Overtime Outrage: Care workers are putting in more than 13 extra days of work a year

Written by The Editorial Team

A good work-life balance is important and it’s something we often talk about. In today’s ‘always on’ culture it can feel like the lines between work and personal life are often blurred, with smartphones and other technologies allowing us to be switched on 24/7. With the UK’s workforce becoming increasingly overworked, concerning new research from CV-Library has found that the average care worker (41.4%) puts in over 13 extra working days a year as a result of working overtime.

Overworked employees can have damaging repercussions for both staff, and businesses. As a result this feature will discuss the dangers of being overworked and how employers can help support and encourage a good work-life balance.

The dangers of putting in too much overtime

Sometimes putting in a few extra hours could be necessary, whether that’s because the company is short staffed or you just need the extra cash. But this should not be regular occurrence. The study found that three quarters (72.1%) often put in more than their contracted hours and what’s more, over one in 10 (14.3%) are even working six days a week.

Being overworked can cause employees to become fatigued, unwell and eventually could lead to burnout. In sectors such as the care industry being alert and focused is important, especially as staff are looking after others. As a result it’s vital that they have time to re-charge after work, at the weekends and during annual leave time.

Not only this, but a stretched or fatigued workforce will often operate at lower levels of productivity, which is bad news for any business. If being overworked is having a negative impact on staff’s wellbeing, you may even end up with members of the team having to take time off to recuperate.

What should staff do?

Carers need to make the decision to put themselves first sometimes, this may mean turning down overtime when they’re feeling overworked or tired. Not only this, but they need to ensure that they’re making the most of their annual leave allowance. Booking time out gives care professionals a well-deserved chance to relax and re-charge before returning to work.

As a carer, if you’re struggling or feel like you’re becoming overworked you need to approach your manager to discuss what can be done to rectify the situation. In this industry you spend your day looking after others and often putting them first. But in order to be able to continue doing your job well and to a good standard, you need to take time for yourself.

What should employers do?

Of course employers want the most from their workforce, but allowing staff to work too much will have a negative impact on the business in the long run. Employers need to encourage all staff to have a good work-life balance. By ensuring that your employees are taking time for themselves you can help take care of their wellbeing. And if you see any repeat offenders, those who are always putting in overtime, it could be time to have a chat with them.

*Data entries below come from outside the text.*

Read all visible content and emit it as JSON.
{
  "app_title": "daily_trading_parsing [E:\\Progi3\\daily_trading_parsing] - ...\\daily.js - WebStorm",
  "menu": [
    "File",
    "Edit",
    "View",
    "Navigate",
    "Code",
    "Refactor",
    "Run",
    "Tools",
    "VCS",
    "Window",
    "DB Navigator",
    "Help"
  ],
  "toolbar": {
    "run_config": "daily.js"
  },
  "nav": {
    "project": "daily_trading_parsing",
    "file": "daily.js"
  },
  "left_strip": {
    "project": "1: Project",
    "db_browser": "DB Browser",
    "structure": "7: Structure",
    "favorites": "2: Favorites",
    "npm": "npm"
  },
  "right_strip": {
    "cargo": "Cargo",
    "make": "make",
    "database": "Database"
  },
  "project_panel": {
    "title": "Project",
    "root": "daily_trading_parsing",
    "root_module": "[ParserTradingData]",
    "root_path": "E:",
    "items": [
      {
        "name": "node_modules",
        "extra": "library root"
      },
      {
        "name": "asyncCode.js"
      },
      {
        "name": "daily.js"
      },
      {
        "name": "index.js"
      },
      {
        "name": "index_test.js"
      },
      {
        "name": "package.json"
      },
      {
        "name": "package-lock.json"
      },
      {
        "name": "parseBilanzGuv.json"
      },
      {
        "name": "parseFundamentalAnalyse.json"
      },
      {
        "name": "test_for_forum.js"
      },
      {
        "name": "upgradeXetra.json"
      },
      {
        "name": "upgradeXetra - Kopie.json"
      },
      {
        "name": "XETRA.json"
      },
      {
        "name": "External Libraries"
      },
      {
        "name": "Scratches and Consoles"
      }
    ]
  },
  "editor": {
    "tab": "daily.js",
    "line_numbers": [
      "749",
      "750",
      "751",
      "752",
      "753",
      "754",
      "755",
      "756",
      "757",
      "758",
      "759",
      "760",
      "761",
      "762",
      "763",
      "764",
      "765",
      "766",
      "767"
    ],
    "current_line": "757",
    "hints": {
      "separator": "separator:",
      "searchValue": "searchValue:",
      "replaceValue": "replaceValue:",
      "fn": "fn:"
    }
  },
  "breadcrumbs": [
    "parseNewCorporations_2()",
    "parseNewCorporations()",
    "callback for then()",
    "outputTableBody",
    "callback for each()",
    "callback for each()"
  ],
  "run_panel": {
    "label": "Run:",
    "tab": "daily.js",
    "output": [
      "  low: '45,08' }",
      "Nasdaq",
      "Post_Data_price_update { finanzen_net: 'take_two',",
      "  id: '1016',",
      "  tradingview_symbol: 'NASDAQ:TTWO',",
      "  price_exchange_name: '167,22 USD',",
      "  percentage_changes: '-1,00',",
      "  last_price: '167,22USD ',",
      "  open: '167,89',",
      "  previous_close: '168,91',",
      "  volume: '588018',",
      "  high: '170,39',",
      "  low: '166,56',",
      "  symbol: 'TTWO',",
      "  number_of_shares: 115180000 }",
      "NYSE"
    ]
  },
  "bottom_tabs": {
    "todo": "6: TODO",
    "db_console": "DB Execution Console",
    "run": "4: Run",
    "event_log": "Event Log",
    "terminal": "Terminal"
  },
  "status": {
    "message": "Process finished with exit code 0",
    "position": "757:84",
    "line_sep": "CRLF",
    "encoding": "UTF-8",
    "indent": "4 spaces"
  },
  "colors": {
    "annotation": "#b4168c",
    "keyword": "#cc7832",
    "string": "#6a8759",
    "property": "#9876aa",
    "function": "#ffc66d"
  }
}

Make sure your staff are using their annual leave and encourage them to have at least two days off a week. Create a culture where your workforce feel that taking time out is a good thing, and that they don’t feel guilty for doing so.

Communication is important as a manager or boss, your staff need to feel that they can approach you if things become too much or if they need some extra support. Keep an open door policy so they can come and speak to you if they’re having problems. This allows you to address the situation before it goes too far and you end up with unwell or burnt-out employees.

The key takeaway here is that while it may seem great that staff want to work as much as possible, everyone needs time out to re-charge. This is particularly true in the care industry where staff are looking after others, and need to be alert and focused to be able to do so. Employers and employees alike need to understand and encourage a positive work-life balance to avoid professionals in the industry suffering from burnout.